General formulation: Linearly-Coupled Constrained CMTF#

My earliest contribution on joint factorization models was to consider a generalization of CMTF that allows for more complicated coupled relationships [Cabral Farias et al., 2016]. If CMTF supposes that the same factor matrix can be extracted from several datasets, Linearly-Coupled CMTF (LC-CMTF) assumes that the shared components are linked through a linear relationship. For the particular case of a joint matrix and tensor decomposition, LC-CMTF can be formalized as the optimization problem

\[\begin{split} \argmin{A_1, B, C, A_2, D, A} \|T - I_r \times_1 A_1 \times_2 B \times_3 C \|_F^2 + \|M-A_2D^T\|_F^2. \\ \text{s.t.}~ \vec{A_1} = H_1 \vec{A} \text{ and } \vec{A_2} = H_2 \vec{A} \end{split}\]

for known linear coupling matrices \(H_1\) and \(H_2\) and a shared, unknown latent factor matrix \(A\) which size may differ from \(A_1\) and \(A_2\).

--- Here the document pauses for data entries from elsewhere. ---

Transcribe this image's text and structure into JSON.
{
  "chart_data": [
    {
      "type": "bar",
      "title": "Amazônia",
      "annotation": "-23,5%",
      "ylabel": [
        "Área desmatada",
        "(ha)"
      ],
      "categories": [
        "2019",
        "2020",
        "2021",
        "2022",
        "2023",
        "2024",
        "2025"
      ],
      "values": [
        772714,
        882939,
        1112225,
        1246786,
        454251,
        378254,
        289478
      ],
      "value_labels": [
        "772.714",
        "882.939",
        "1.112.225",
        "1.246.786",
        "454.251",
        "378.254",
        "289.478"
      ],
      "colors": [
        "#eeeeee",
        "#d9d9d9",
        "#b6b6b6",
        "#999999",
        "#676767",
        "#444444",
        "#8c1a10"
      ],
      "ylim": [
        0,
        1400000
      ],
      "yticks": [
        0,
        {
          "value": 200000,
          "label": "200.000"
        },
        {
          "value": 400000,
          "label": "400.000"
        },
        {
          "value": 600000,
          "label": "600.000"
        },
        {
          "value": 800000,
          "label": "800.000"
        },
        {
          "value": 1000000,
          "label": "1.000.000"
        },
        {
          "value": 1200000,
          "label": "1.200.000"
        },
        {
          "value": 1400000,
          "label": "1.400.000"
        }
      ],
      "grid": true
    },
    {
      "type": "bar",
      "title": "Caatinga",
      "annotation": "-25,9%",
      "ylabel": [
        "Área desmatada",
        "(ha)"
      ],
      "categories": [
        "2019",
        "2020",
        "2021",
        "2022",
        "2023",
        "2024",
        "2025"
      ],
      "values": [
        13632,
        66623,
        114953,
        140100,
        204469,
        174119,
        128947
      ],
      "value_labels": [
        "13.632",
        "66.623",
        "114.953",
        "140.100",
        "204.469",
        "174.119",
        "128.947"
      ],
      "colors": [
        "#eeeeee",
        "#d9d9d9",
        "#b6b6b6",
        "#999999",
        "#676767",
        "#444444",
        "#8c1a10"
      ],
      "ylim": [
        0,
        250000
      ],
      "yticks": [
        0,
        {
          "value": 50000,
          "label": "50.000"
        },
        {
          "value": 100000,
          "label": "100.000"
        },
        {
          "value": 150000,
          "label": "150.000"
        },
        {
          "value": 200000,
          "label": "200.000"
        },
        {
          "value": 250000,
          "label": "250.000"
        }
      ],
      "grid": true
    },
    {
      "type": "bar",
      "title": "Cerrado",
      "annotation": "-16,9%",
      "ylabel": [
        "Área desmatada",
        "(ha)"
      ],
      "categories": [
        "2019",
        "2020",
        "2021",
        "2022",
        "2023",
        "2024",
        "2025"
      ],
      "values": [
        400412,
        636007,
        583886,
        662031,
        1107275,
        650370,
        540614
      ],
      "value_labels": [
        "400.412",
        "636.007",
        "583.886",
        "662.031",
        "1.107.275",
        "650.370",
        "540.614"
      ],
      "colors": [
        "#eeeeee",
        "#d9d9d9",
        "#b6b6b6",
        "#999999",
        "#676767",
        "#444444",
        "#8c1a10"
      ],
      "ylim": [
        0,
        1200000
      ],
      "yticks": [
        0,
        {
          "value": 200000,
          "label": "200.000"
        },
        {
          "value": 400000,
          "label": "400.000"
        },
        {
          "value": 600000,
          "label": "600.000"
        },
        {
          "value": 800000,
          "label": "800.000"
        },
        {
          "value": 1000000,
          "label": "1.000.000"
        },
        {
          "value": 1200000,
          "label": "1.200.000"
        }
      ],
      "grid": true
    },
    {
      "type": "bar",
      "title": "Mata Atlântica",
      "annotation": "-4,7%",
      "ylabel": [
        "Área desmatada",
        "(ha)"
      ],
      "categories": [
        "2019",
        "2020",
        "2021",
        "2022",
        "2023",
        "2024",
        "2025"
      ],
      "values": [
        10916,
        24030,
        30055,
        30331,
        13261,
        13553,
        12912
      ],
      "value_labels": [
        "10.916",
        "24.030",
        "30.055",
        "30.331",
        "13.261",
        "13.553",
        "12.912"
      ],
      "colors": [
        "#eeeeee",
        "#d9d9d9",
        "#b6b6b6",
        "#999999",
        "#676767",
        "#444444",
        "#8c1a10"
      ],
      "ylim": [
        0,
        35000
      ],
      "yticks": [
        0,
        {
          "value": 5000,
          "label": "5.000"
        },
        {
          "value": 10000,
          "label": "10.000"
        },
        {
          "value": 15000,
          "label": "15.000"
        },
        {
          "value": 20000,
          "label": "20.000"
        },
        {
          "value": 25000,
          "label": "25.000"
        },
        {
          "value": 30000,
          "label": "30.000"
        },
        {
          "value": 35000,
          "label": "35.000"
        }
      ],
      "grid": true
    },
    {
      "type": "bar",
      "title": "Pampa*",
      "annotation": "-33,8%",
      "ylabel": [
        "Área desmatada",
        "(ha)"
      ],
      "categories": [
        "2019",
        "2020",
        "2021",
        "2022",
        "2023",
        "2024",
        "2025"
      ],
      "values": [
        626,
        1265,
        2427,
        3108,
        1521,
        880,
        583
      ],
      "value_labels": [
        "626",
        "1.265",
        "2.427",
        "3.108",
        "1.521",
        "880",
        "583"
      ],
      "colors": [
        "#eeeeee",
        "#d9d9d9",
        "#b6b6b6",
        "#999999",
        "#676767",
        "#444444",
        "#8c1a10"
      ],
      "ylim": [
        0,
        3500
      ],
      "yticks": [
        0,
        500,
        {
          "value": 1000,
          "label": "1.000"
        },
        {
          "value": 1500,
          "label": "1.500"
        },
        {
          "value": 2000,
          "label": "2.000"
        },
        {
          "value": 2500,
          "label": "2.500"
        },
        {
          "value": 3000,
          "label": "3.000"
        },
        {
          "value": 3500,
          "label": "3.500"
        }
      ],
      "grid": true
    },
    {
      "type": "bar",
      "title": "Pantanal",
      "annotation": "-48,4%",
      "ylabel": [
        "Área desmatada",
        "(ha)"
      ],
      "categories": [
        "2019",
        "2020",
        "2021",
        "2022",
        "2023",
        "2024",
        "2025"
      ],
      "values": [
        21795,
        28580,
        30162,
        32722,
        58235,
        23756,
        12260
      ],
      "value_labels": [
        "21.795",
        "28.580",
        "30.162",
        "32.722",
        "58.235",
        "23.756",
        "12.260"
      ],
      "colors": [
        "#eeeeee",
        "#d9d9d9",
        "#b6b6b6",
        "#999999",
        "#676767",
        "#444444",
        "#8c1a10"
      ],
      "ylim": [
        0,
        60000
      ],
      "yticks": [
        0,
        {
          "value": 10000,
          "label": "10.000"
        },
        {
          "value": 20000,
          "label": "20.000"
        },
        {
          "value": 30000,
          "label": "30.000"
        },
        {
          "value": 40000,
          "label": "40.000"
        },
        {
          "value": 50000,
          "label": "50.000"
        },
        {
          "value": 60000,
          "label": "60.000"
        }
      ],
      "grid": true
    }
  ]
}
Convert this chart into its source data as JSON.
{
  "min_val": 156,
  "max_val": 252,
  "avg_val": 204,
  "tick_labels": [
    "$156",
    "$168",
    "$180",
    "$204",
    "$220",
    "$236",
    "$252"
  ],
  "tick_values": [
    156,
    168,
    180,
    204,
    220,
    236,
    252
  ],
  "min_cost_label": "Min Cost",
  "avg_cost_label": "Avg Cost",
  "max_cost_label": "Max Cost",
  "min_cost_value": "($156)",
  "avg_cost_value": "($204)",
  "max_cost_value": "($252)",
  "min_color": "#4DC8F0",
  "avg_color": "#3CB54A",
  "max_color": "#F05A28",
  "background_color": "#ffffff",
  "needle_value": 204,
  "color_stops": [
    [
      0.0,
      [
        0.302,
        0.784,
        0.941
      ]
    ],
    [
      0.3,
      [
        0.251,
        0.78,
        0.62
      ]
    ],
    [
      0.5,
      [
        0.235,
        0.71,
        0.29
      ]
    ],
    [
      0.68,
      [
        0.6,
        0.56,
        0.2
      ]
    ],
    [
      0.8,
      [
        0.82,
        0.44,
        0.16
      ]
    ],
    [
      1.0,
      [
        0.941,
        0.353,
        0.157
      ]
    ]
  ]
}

This model is flexible enough to express several realistic scenarios, such as partially shared components and unaligned data. Two particular linear couplings often encoutered are \([A_2; A_2] = [H_1; H_2]A\) (allows for resampling on a common grid) and \([A_1, A_2] = A[H_1,H_2]\). The latent variable \(A\) is introduced to enable the model to easily extend to more than two coupled tensors. In general, a necessary condition for identifiability of \(\vec{A}\) is that the matrix \([H_1; H_2]\) is invertible.

In collaboration with Carla Schenker and Evrim Acar [Schenker et al., 2021], we formalized the linear couplings more clearly and proposed an algorithm based on Alternating Optimization, where each subproblem is solved by the ADMM algorithms [Huang et al., 2016]. ADMM is chosen for its flexibility, as we can also impose constraints on the parameter matrices, including the coupled ones. It is also possible to use other loss functions than the Frobenius norm. A MATLAB implementation is available here. Sadly, there are no available Python implementations, so I cannot show examples of the AO-ADMM algorithm in action in this manuscript.